Voltamos à história da família – o homem se pergunta quando foi que ele passou a sentir o mundo através dela e a cena é de quando se conheceram, ainda jovens, no namoro, casamento, primeira gravidez, trabalho, viagem, parto. A mãe cuidando do primeiro bebê, dedicação total. Uma vida feliz. O primeiro filho cresce saudável, com amor e atenção. As brincadeiras, o primeiro passo, primeiras palavras, perguntas. Segunda gravidez, parto, a revolta do primeiro filho com ciúmes do segundo. A mãe tentando acalmar e agradar a todos. Terceira gravidez, mais um filho. O mundo já não é mais tão romântico e perfeito, o pai tenta a força e impacientemente, por o bebê pra dormir, ele chora. A mulher cuida da casa.

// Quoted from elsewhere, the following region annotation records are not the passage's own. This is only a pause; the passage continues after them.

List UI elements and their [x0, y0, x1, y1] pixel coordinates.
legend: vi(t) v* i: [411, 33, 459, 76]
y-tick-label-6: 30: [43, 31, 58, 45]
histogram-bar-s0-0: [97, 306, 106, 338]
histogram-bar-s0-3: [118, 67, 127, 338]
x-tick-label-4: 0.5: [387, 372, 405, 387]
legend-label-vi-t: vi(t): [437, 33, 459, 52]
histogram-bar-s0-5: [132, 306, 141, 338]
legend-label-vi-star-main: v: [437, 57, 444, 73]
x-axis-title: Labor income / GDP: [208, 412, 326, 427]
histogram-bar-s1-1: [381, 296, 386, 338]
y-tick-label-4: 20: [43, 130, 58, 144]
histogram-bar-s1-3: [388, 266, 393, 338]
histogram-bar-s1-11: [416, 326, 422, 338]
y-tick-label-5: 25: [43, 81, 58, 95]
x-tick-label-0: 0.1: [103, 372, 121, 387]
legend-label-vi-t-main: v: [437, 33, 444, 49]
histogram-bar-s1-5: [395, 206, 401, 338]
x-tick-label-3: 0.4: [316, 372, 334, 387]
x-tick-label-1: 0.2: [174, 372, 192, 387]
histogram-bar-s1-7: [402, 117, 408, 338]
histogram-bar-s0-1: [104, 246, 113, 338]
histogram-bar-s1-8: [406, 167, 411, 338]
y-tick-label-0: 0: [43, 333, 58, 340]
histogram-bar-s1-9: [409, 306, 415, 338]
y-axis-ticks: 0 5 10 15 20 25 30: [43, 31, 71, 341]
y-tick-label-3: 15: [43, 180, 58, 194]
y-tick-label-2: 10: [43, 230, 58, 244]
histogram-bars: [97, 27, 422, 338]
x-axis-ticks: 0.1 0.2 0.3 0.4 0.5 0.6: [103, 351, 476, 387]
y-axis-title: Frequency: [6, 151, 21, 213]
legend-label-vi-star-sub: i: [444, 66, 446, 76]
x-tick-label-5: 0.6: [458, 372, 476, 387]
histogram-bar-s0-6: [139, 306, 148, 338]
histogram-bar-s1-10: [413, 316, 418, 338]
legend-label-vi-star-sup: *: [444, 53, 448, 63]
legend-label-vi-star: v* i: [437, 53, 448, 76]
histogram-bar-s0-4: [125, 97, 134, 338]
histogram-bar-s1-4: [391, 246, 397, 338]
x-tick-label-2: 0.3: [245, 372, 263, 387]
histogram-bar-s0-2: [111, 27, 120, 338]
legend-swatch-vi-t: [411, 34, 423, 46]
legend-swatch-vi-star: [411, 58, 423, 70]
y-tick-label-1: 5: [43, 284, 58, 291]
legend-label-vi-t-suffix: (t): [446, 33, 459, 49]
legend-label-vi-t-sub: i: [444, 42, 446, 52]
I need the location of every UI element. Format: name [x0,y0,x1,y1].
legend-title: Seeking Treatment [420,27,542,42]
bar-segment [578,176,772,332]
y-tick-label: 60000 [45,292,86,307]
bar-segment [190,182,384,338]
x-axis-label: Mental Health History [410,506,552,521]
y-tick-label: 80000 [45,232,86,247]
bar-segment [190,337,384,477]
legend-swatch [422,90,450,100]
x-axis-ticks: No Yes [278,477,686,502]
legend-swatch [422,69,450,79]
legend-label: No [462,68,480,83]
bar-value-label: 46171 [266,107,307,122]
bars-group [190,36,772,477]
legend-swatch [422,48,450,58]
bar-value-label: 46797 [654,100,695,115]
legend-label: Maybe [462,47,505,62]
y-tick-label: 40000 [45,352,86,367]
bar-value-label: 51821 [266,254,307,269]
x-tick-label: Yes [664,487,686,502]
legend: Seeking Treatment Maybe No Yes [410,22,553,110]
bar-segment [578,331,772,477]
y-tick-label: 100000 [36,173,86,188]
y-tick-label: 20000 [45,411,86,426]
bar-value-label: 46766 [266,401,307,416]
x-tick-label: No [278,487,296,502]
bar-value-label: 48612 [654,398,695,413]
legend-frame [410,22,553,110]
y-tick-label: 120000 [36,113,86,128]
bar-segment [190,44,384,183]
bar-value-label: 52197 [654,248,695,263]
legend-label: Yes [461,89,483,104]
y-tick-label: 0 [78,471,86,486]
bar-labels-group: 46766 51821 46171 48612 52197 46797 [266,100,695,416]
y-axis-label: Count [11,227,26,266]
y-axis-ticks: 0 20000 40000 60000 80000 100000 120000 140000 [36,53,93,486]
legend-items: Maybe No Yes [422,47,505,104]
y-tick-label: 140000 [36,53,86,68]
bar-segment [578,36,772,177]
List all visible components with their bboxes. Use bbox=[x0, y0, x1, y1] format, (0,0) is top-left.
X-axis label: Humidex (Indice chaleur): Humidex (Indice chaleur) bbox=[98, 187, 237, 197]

Os meninos crescem, ora em ambiente feliz e perfeito, ora em meio a brigas e cobranças de um pai exigente e crítico. Enquanto a mãe é doce, ingênua e carinhosa, o pai é áspero, forte, racional, cheio de verdades, de regras e tenta ensinar os filhos a viver em um mundo cruel. Mal sabe que é ele mesmo a primeira fonte da maldade para os filhos.
Crescendo os meninos se deparam com a violência da vida, com as injustiças, as diferenças e as indiferenças diante do que jamais poderia deixar de ser notado. Morte. Turbilhão de sentimentos. Aquilo que não pode ser dito, perguntado ou discutido.

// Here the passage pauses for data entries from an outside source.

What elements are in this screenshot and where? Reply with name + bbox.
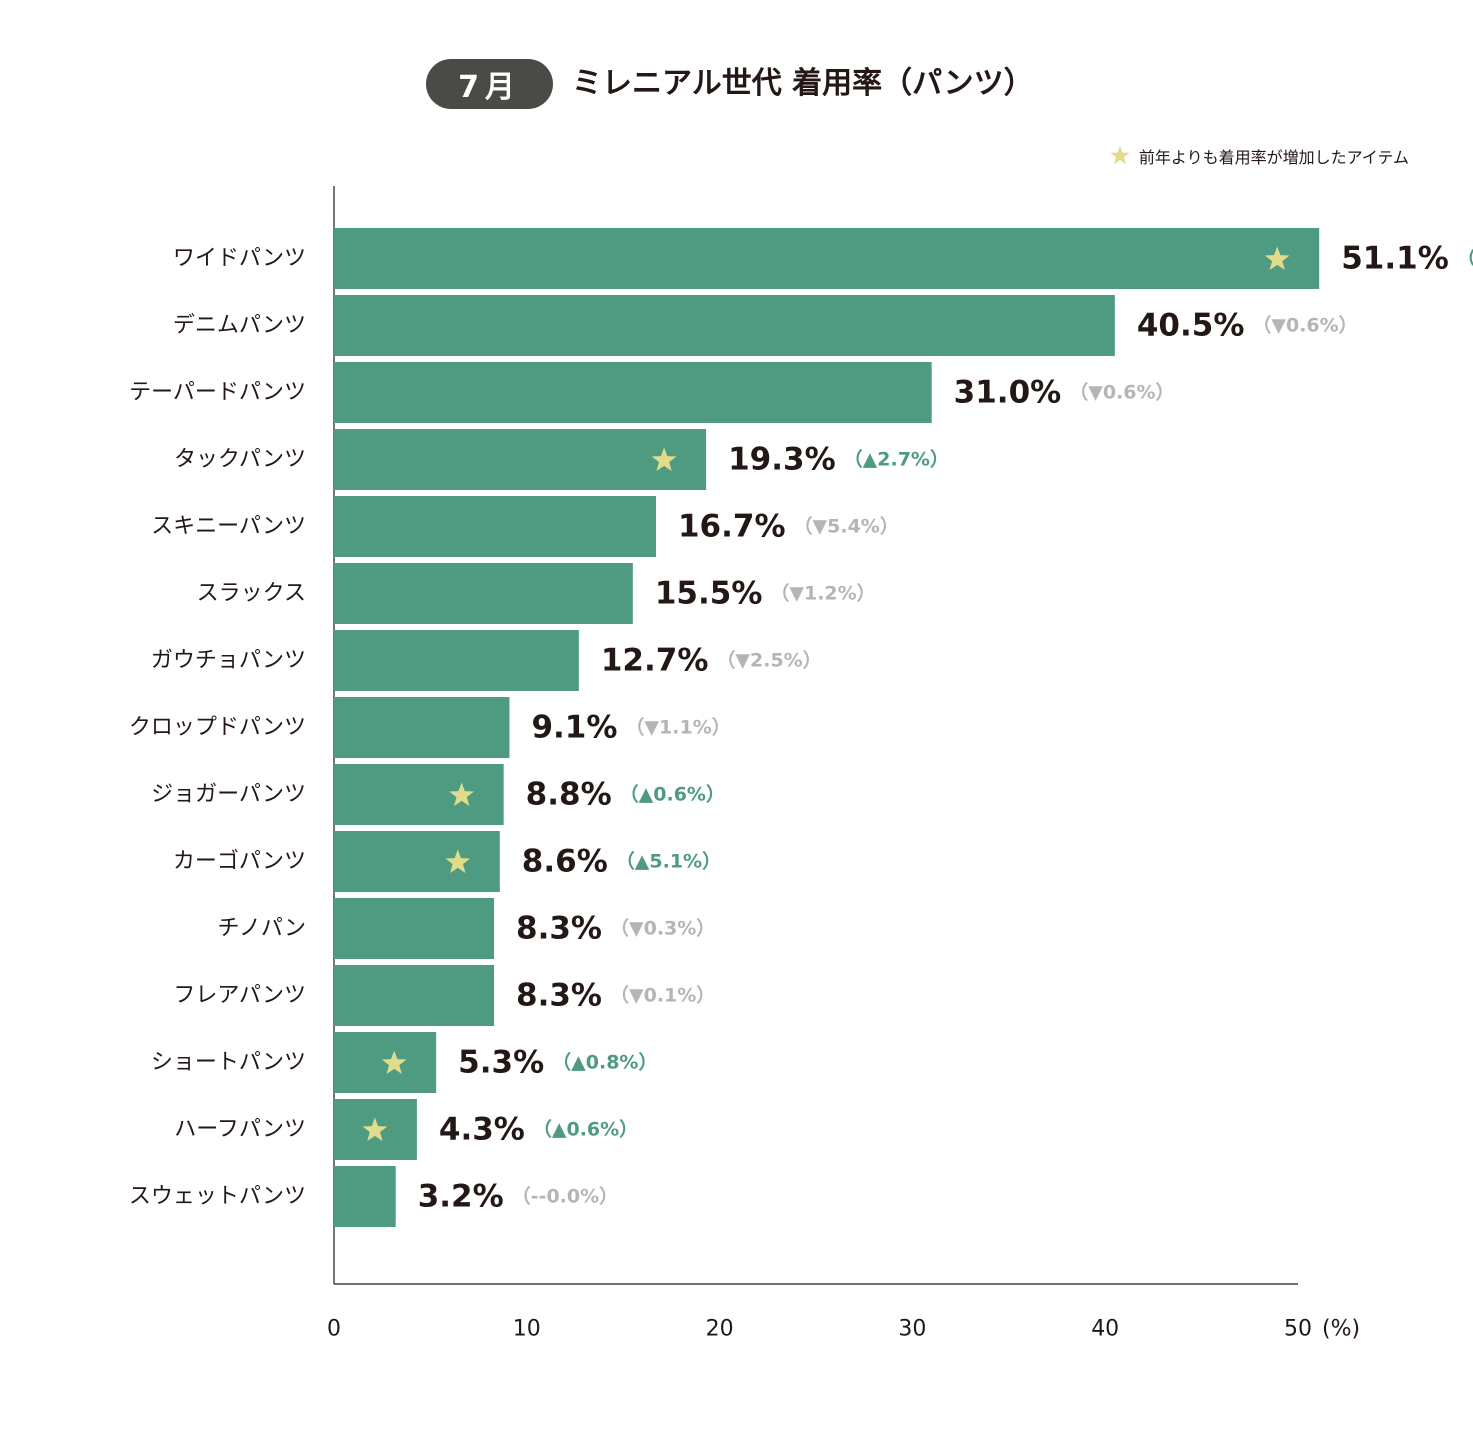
bar [334,1166,396,1227]
value-label: 8.8% [526,777,612,813]
category-label: フレアパンツ [173,983,306,1008]
category-label: テーパードパンツ [129,380,306,405]
change-label: （▼0.1%） [610,984,715,1007]
category-label: ショートパンツ [151,1050,306,1075]
value-label: 31.0% [954,375,1062,411]
value-label: 9.1% [531,710,617,746]
category-label: スウェットパンツ [129,1184,306,1209]
change-label: （▼0.3%） [610,917,715,940]
change-label: （▼1.2%） [770,582,875,605]
bar [334,697,510,758]
change-label: （▼0.6%） [1252,314,1357,337]
bar [334,563,633,624]
bar [334,831,500,892]
legend-text: 前年よりも着用率が増加したアイテム [1138,148,1409,167]
change-label: （▲0.6%） [620,783,725,806]
increase-star-icon [449,782,475,807]
legend: 前年よりも着用率が増加したアイテム [1109,144,1409,168]
bar [334,496,656,557]
value-label: 4.3% [439,1112,525,1148]
bar [334,1032,437,1093]
value-label: 15.5% [655,576,763,612]
category-label: タックパンツ [174,447,306,472]
change-label: （▲0.6%） [533,1118,638,1141]
value-label: 19.3% [728,442,836,478]
increase-star-icon [362,1117,388,1142]
category-label: ガウチョパンツ [151,648,306,673]
change-label: （▼5.4%） [794,515,899,538]
bar [334,965,495,1026]
category-label: チノパン [218,916,306,941]
value-label: 5.3% [458,1045,544,1081]
chart-title: ミレニアル世代 着用率（パンツ） [572,66,1034,101]
change-label: （▼2.5%） [716,649,821,672]
change-label: （▲0.2%） [1457,247,1473,270]
legend-star-icon [1110,146,1130,165]
value-label: 8.3% [516,978,602,1014]
value-label: 3.2% [418,1179,504,1215]
category-label: クロップドパンツ [129,715,306,740]
value-label: 40.5% [1137,308,1245,344]
bar [334,764,504,825]
x-tick-label: 10 [513,1317,541,1342]
change-label: （▲0.8%） [552,1051,657,1074]
category-label: ワイドパンツ [173,246,306,271]
category-label: ジョガーパンツ [151,782,306,807]
change-label: （▼1.1%） [625,716,730,739]
category-label: スラックス [197,581,306,606]
bar [334,295,1115,356]
category-label: カーゴパンツ [173,849,306,874]
increase-star-icon [651,447,677,472]
value-label: 12.7% [601,643,709,679]
category-label: デニムパンツ [173,313,306,338]
x-tick-label: 30 [898,1317,926,1342]
x-tick-label: 20 [706,1317,734,1342]
x-tick-label: 40 [1091,1317,1119,1342]
x-tick-label: 50 [1284,1317,1312,1342]
x-tick-label: 0 [327,1317,341,1342]
bar [334,429,707,490]
month-badge: 7月 [426,59,553,109]
increase-star-icon [1264,246,1290,271]
value-label: 16.7% [678,509,786,545]
change-label: （--0.0%） [512,1185,618,1208]
change-label: （▲5.1%） [616,850,721,873]
increase-star-icon [381,1050,407,1075]
category-label: スキニーパンツ [151,514,306,539]
change-label: （▲2.7%） [844,448,949,471]
increase-star-icon [445,849,471,874]
bar [334,228,1320,289]
value-label: 8.6% [522,844,608,880]
value-label: 8.3% [516,911,602,947]
month-label: 7月 [458,70,521,105]
bar [334,630,579,691]
category-label: ハーフパンツ [174,1117,306,1142]
value-label: 51.1% [1341,241,1449,277]
bar [334,898,495,959]
x-unit-label: (%) [1322,1317,1360,1342]
bar [334,362,932,423]
change-label: （▼0.6%） [1069,381,1174,404]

Do carinho da mãe para os filhos, do seu silencio diante das atitudes violentas do pai crítico, do medo das crianças, dos sentimentos ainda confusos em seus corações, ao dia-a-dia que passa sem que se dê razão ao que importa, sem que se viva quem se ama, até a análise de contraponto entre carinho, autoridade e respeito, e medo e coação, até os conflitos de um casamento, os conflitos que passam na mente de um jovem que entra na adolescência. Da insegurança de um irmão que vê e sente o outro irmão como preferido, perfeito e amado em detrimento a ele mesmo, do medo de não ser aceito pelos pais, do medo de não ser bom pra vida, até a cobiça de uma menina, o fascínio e a curiosidade pelo proibido, o efeito de grupo nos jovens, até a necessidade que temos de afirmarmo-nos... O filme passeia em tudo que pode haver na vida de alguém.

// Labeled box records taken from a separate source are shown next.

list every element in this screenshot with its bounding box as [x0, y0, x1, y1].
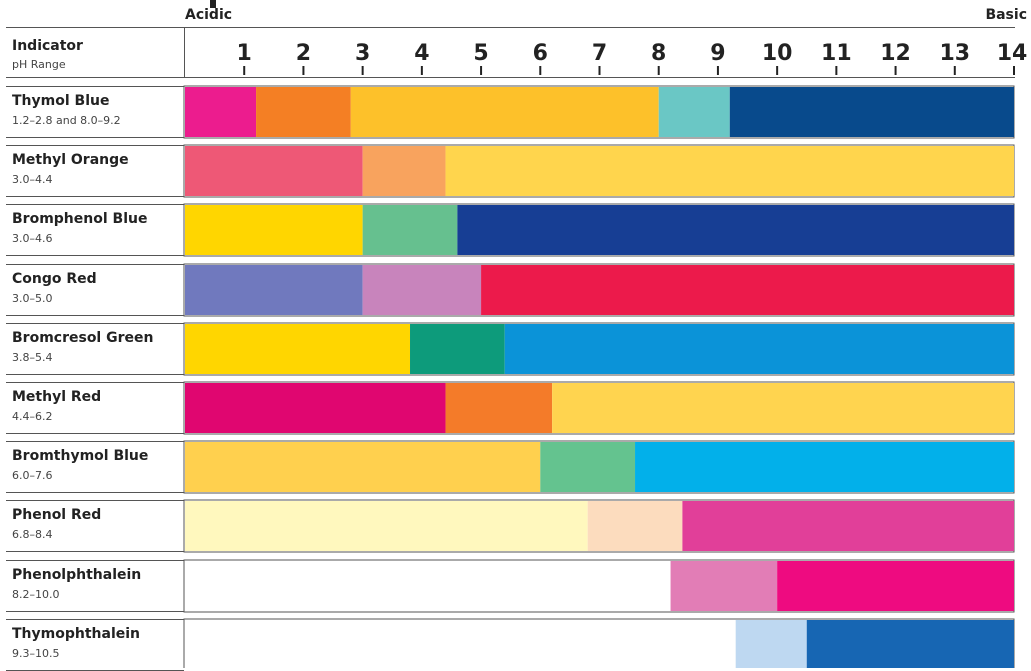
segment-bromcresol-green-2 [504, 324, 1014, 374]
segment-phenolphthalein-2 [777, 561, 1014, 611]
header-subtitle: pH Range [12, 58, 66, 71]
indicator-row-label: Bromcresol Green 3.8–5.4 [6, 323, 184, 375]
indicator-row-label: Methyl Red 4.4–6.2 [6, 382, 184, 434]
segment-thymophthalein-1 [735, 620, 807, 668]
tick-label-5: 5 [473, 41, 488, 66]
tick-label-13: 13 [939, 41, 970, 66]
segment-bromthymol-blue-1 [540, 442, 636, 492]
indicator-row-label: Bromthymol Blue 6.0–7.6 [6, 441, 184, 493]
segment-phenolphthalein-0 [185, 561, 671, 611]
indicator-name: Bromthymol Blue [12, 448, 149, 464]
tick-label-3: 3 [355, 41, 370, 66]
tick-label-1: 1 [237, 41, 252, 66]
indicator-name: Bromphenol Blue [12, 211, 148, 227]
segment-congo-red-1 [362, 265, 482, 315]
segment-phenol-red-2 [682, 501, 1014, 551]
ph-scale [184, 27, 1015, 78]
indicator-range: 3.0–4.4 [12, 173, 53, 186]
tick-label-6: 6 [533, 41, 548, 66]
indicator-row-label: Phenol Red 6.8–8.4 [6, 500, 184, 552]
segment-thymol-blue-0 [185, 87, 257, 137]
indicator-name: Thymol Blue [12, 93, 110, 109]
segment-phenol-red-1 [587, 501, 683, 551]
segment-methyl-red-2 [552, 383, 1014, 433]
indicator-row-label: Bromphenol Blue 3.0–4.6 [6, 204, 184, 256]
segment-phenolphthalein-1 [670, 561, 778, 611]
indicator-range: 6.0–7.6 [12, 469, 53, 482]
indicator-name: Thymophthalein [12, 626, 141, 642]
tick-label-8: 8 [651, 41, 666, 66]
tick-label-14: 14 [997, 41, 1028, 66]
indicator-row-label: Thymophthalein 9.3–10.5 [6, 619, 184, 671]
indicator-name: Methyl Orange [12, 152, 129, 168]
segment-methyl-red-0 [185, 383, 446, 433]
indicator-name: Phenol Red [12, 507, 102, 523]
indicator-range: 3.0–5.0 [12, 292, 53, 305]
segment-bromthymol-blue-2 [635, 442, 1014, 492]
indicator-name: Methyl Red [12, 389, 102, 405]
tick-label-7: 7 [592, 41, 607, 66]
segment-methyl-orange-0 [185, 146, 363, 196]
tick-label-10: 10 [762, 41, 793, 66]
indicator-name: Bromcresol Green [12, 330, 154, 346]
tick-label-4: 4 [414, 41, 429, 66]
indicator-range: 4.4–6.2 [12, 410, 53, 423]
segment-thymol-blue-4 [729, 87, 1014, 137]
segment-methyl-red-1 [445, 383, 553, 433]
header-cell: Indicator pH Range [6, 27, 184, 78]
segment-congo-red-0 [185, 265, 363, 315]
segment-thymophthalein-2 [806, 620, 1014, 668]
tick-label-9: 9 [710, 41, 725, 66]
indicator-range: 3.8–5.4 [12, 351, 53, 364]
segment-bromphenol-blue-0 [185, 205, 363, 255]
indicator-range: 1.2–2.8 and 8.0–9.2 [12, 114, 121, 127]
segment-bromcresol-green-1 [410, 324, 505, 374]
indicator-range: 3.0–4.6 [12, 232, 53, 245]
segment-thymol-blue-3 [658, 87, 730, 137]
indicator-range: 8.2–10.0 [12, 588, 60, 601]
tick-label-11: 11 [821, 41, 852, 66]
segment-bromcresol-green-0 [185, 324, 411, 374]
segment-phenol-red-0 [185, 501, 588, 551]
basic-label: Basic [985, 7, 1027, 23]
segment-thymol-blue-2 [350, 87, 659, 137]
indicator-range: 9.3–10.5 [12, 647, 60, 660]
header-title: Indicator [12, 38, 83, 54]
indicator-range: 6.8–8.4 [12, 528, 53, 541]
segment-methyl-orange-2 [445, 146, 1014, 196]
indicator-row-label: Methyl Orange 3.0–4.4 [6, 145, 184, 197]
segment-congo-red-2 [481, 265, 1015, 315]
segment-bromphenol-blue-1 [362, 205, 458, 255]
segment-thymophthalein-0 [185, 620, 736, 668]
indicator-row-label: Congo Red 3.0–5.0 [6, 264, 184, 316]
acidic-label: Acidic [185, 7, 233, 23]
segment-thymol-blue-1 [256, 87, 351, 137]
tick-label-12: 12 [880, 41, 911, 66]
top-edge-mark [210, 0, 216, 8]
indicator-name: Congo Red [12, 271, 97, 287]
tick-label-2: 2 [296, 41, 311, 66]
indicator-row-label: Phenolphthalein 8.2–10.0 [6, 560, 184, 612]
segment-methyl-orange-1 [362, 146, 446, 196]
segment-bromphenol-blue-2 [457, 205, 1014, 255]
segment-bromthymol-blue-0 [185, 442, 541, 492]
indicator-row-label: Thymol Blue 1.2–2.8 and 8.0–9.2 [6, 86, 184, 138]
indicator-name: Phenolphthalein [12, 567, 142, 583]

Vemos um homem que na pressão e na urgência de ser querido, amado por sentir-se e ser necessário, importante, afoga-se na distancia, na frieza, nas cobranças, no controle, abuso e violência, no desamor. Que sabe tudo do mundo, orgulha-se de ter a patente de 27 produtos diferentes, mas no entanto queria ter sido músico e tem que perguntar ao filho se ele o ama, porque espontaneamente não ouviria declaração alguma, pede beijo e abraça sem ser abraçado. Vemos esse mesmo homem se tornar humano, reconhecidamente falho, pedir perdão ao filho por talvez haver sido rígido demais, reconhecer que não se orgulha disso e colocar-se de igual para igual com o filho quando este assume-se mais parecido com ele do que com a mãe, contando ao pai que tem tudo de ruim que ele mesmo tem. (É nas fraquezas, nos defeitos e erros que nos tornamos mais e mais semelhantes.)
O executivo de sucesso, agoniado, que vim a notar ser o irmão mais velho, igual ao pai, passeia num deserto, busca o irmão menor falecido em suas memórias. Segue uma mulher buscando a própria mãe também, chega à beira do mar, raso e tranquilo onde muitas pessoas desconhecidas caminham. Andam, andam, andam. Aos poucos vemos contornos de entes queridos. Irmão, pai, mãe. Anjos envolvem a mulher. Eles se encontram como família, nota-se o alívio e a calma em seus olhares, o reconhecimento das histórias vividas, o alento das memórias compartilhadas, a felicidade de vê-los todos sãos, juntos. A mãe abraça cada um dos filhos. Beija seu marido, vê nele o sorriso de quando ainda eram felizes. Unidos, sentem-se plenos uma vez mais. Voltam os anjos a cuidar da mãe, depois da longa caminhada, ela enfim, resignada, de volta ao caminho da graça e leve, entrega à Deus seu filho.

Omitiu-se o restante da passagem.